Why Snowflake External Network Access Changes Everything

Learn about the impact that this seemingly simple feature can have

Milan Mosny
Infostrux Engineering Blog

--

Photo by Markus Spiske on Unsplash

Recently, Snowflake announced a public preview of its External Network Access feature. It allows Snowpark UDFs and Stored Procs to reach outside networks without going through External Functions. You can use Python (or your other favorite Snowpark language) to call outside APIs directly. If you are curious about how this works, here's a link to Snowflake documentation with examples of accessing a Google Translate API and an external lambda function.

How Does It Compare to External Functions?

The older External Functions feature (as opposed to the new External Network Access feature) required setting up an API Gateway on one of the supported clouds (AWS, Azure, GCP) and often a serverless function in that cloud to execute the functionality. It was not exactly rocket science, but it was work. There are a couple of open-source projects to make this easier, e.g., Geff, but they still require a bit of non-trivial cloud engineering to do it right.

The new External Network Access feature does not need any of this. No cloud engineering means less work. It’s all simpler and, therefore, more usable.

It’s also safer. You don’t have to worry about the security posture of a separate cloud solution. You don’t have to worry about whether the access to the serverless cloud functions is protected, whether the deployment of the code is governed and secured, whether there is proper monitoring and alerting when security vulnerabilities are detected, whether your junior dev did not leave that proverbial S3 bucket open to the public by any chance and many other potential issues.

External Network Use Cases

Extraction and Load

While extracting and loading data directly to Snowflake via External Functions was possible, it was rarely done. The usual way of getting data into Snowflake “by hand” was somewhat awkward as one generally needed an outside process to extract the data and upload it to the stage in cloud storage (like Amazon S3) or potentially into an internal stage on Snowflake and then invoke COPY INTO or Snowpipe. Doing it in real-time meant standing up outside streaming services such as Kafka. Modern Data Stack advocated using third-party tools. Running open-source tools such as Airbyte or Meltano required a separate infrastructure, which usually needed cloud engineering work and resulted in some safety concerns. Using hosted services such as Fivetran is not exactly cheap. While the vendors do promise (and very likely deliver on) security, it still means spreading the governance and a good amount of trust to another service. Running proper CI/CD to set up data sources and targets on the hosted services is possible via APIs, but it is far from straightforward.

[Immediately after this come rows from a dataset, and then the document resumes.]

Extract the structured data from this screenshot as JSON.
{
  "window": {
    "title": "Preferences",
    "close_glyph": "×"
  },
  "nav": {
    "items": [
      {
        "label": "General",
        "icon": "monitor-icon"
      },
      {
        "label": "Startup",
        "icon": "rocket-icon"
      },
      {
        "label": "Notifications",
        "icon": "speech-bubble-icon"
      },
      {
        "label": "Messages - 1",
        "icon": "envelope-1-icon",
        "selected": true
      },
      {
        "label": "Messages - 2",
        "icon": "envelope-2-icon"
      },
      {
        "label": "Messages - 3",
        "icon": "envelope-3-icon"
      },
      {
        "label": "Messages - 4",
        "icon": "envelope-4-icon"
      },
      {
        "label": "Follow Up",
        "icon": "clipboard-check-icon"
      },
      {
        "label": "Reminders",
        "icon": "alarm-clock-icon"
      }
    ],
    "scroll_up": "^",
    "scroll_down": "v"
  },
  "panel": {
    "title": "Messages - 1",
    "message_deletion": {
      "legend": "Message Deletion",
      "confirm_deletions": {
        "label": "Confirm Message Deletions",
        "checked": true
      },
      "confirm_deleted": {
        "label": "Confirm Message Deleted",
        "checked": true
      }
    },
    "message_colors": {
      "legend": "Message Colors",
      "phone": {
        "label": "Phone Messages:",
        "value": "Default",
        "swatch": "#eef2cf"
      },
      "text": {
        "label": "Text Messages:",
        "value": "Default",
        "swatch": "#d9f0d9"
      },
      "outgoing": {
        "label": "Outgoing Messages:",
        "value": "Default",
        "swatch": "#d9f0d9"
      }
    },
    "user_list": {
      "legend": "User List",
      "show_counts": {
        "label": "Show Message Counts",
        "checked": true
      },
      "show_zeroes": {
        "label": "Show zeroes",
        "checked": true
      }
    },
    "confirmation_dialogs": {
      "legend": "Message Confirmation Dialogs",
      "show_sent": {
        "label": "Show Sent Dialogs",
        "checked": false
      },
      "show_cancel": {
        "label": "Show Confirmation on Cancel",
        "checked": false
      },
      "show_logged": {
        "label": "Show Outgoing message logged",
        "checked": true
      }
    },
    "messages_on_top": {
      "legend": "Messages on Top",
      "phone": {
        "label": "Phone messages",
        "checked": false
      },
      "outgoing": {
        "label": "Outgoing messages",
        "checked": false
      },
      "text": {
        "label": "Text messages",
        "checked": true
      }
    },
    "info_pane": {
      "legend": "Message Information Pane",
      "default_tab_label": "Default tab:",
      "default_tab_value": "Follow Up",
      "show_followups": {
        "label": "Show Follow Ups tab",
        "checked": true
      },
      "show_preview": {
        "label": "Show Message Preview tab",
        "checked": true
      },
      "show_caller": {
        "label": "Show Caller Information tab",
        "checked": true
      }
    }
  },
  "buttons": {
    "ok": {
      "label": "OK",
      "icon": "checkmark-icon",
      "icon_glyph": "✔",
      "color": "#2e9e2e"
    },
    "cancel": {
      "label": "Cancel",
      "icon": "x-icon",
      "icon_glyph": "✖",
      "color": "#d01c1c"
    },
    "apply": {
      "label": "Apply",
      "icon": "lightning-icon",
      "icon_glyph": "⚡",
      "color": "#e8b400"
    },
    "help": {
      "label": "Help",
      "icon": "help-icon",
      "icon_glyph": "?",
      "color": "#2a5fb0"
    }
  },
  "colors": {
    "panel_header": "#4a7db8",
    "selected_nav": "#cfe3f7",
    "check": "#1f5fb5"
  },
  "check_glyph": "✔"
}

Now, the extractors can be run inside of Snowflake. Airbyte posted a half-hearted native app that does just that for LinkedIn ads, but chances are more apps or connectors will appear soon. Suddenly, no cloud work is required, and governance and CI/CD are taken care of by the mechanisms already used for the rest of your solution on Snowflake. It all got much simpler and more accessible.

Reverse ETL

A similar story can be told about reverse ETL. Options were External Functions, open-source services (not many) and hosted services. Suddenly, invoking outside APIs to do work is simple. Perhaps we'll have a set of native apps that make it even easier soon.

Orchestration

What’s the impact on orchestration? Snowflake provides orchestration via Tasks. It is imperfect and far from fully featured compared to your Airflow or Dagster. However, it does the job reasonably well. The trouble was that Tasks could not orchestrate extraction or reverse ETL easily. Now they can. The same argument that was presented about third-party extractors can be made here. The need for cloud infrastructure or possibly expensive third-party hosted solutions, security concerns, separate CI/CD, and separate governance are all going away. The orchestration of the whole solution can be much simpler.

Conclusion

A seemingly simple feature of External Network Access can significantly impact how we build data solutions on Snowflake. It will be much simpler and more accessible, which also means cheaper. I would compare the impact to that of Snowpark Container Services. It's just that External Network Access is already here…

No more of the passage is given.